In 1913 on the ship to
South America for another ballet tour, Nijinsky unexpectedly proposed to
Hungarian socialite, Romola de Pulszky, marrying her in Buenos Aires. He was 24
and she was 21. Subsequently Diaghilev fired Nijinsky. With two children, Kyra
and Tamara, during wartime, Nijinsky was unsuccessful in creating his own dance
company, and hence undertook a brief seasonal tour in America.
Homeless, stateless,
jobless, Nijinsky oscillated between rage, paranoia, and silence as his mental
state deteriorated. Over 45 days in Switzerland in 1919, he penned a diary,
published in 1999, that was considered ‘the only sustained, on-the-spot (not
retrospective), written account, by a major artist, of the experience of
entering psychosis.’ Some colleagues suggested that his breakdown was ‘somehow
voluntary – a retreat from struggles.’ With excessive medication and even shock
therapy, he never regained his creative spark. He never danced again.
The author’s last
chapters focus on debatable issues: Nijinsky’s mental state, his sexuality, his
diary, gender roles, his genius, and the moulders (shapers) of his legacy.
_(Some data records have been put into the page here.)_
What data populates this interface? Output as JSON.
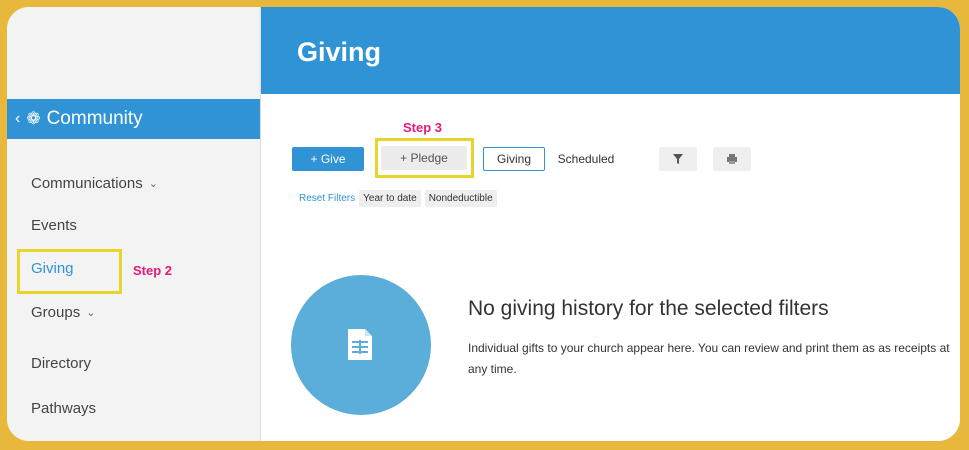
{
  "sidebar": {
    "community_label": "Community",
    "items": [
      {
        "label": "Communications",
        "caret": "⌄"
      },
      {
        "label": "Events"
      },
      {
        "label": "Giving"
      },
      {
        "label": "Groups",
        "caret": "⌄"
      },
      {
        "label": "Directory"
      },
      {
        "label": "Pathways"
      }
    ]
  },
  "header": {
    "title": "Giving"
  },
  "toolbar": {
    "give_label": "+ Give",
    "pledge_label": "+ Pledge",
    "tabs": [
      {
        "label": "Giving"
      },
      {
        "label": "Scheduled"
      }
    ],
    "filter_icon": "filter-icon",
    "print_icon": "print-icon"
  },
  "filters": {
    "reset_label": "Reset Filters",
    "chips": [
      "Year to date",
      "Nondeductible"
    ]
  },
  "annotations": {
    "step2": "Step 2",
    "step3": "Step 3"
  },
  "empty_state": {
    "icon": "document-icon",
    "title": "No giving history for the selected filters",
    "description": "Individual gifts to your church appear here. You can review and print them as as receipts at any time."
  },
  "colors": {
    "accent": "#2f93d6",
    "highlight": "#e7d52a",
    "step_label": "#e5197a",
    "frame": "#e8b83c"
  }
}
While
there are photographs of Nijinsky in costume (including some black-and-white ones
in the book) no film exists of him dancing.
Described as the first
full-length biography of Nijinsky for over 30 years, since Richard Buckle’s Nijinsky (1971), Moore not only covers
his major ballets, but also his creative processes, ideologies, challenges,
controversies, reviews, and audience reactions. Moore draws on the works of his
sister Bronia, his diaries, and the context of the times.
It is beautifully
written – and in a way that captures each step, turn, lift, and leap – the
strength of each muscle and the tenderness of each movement. It is a
fascinating account of Nijinsky’s heady leap to stardom, the rollercoaster ride of
his inner demons, and the tragic descent that stilled his creative genius.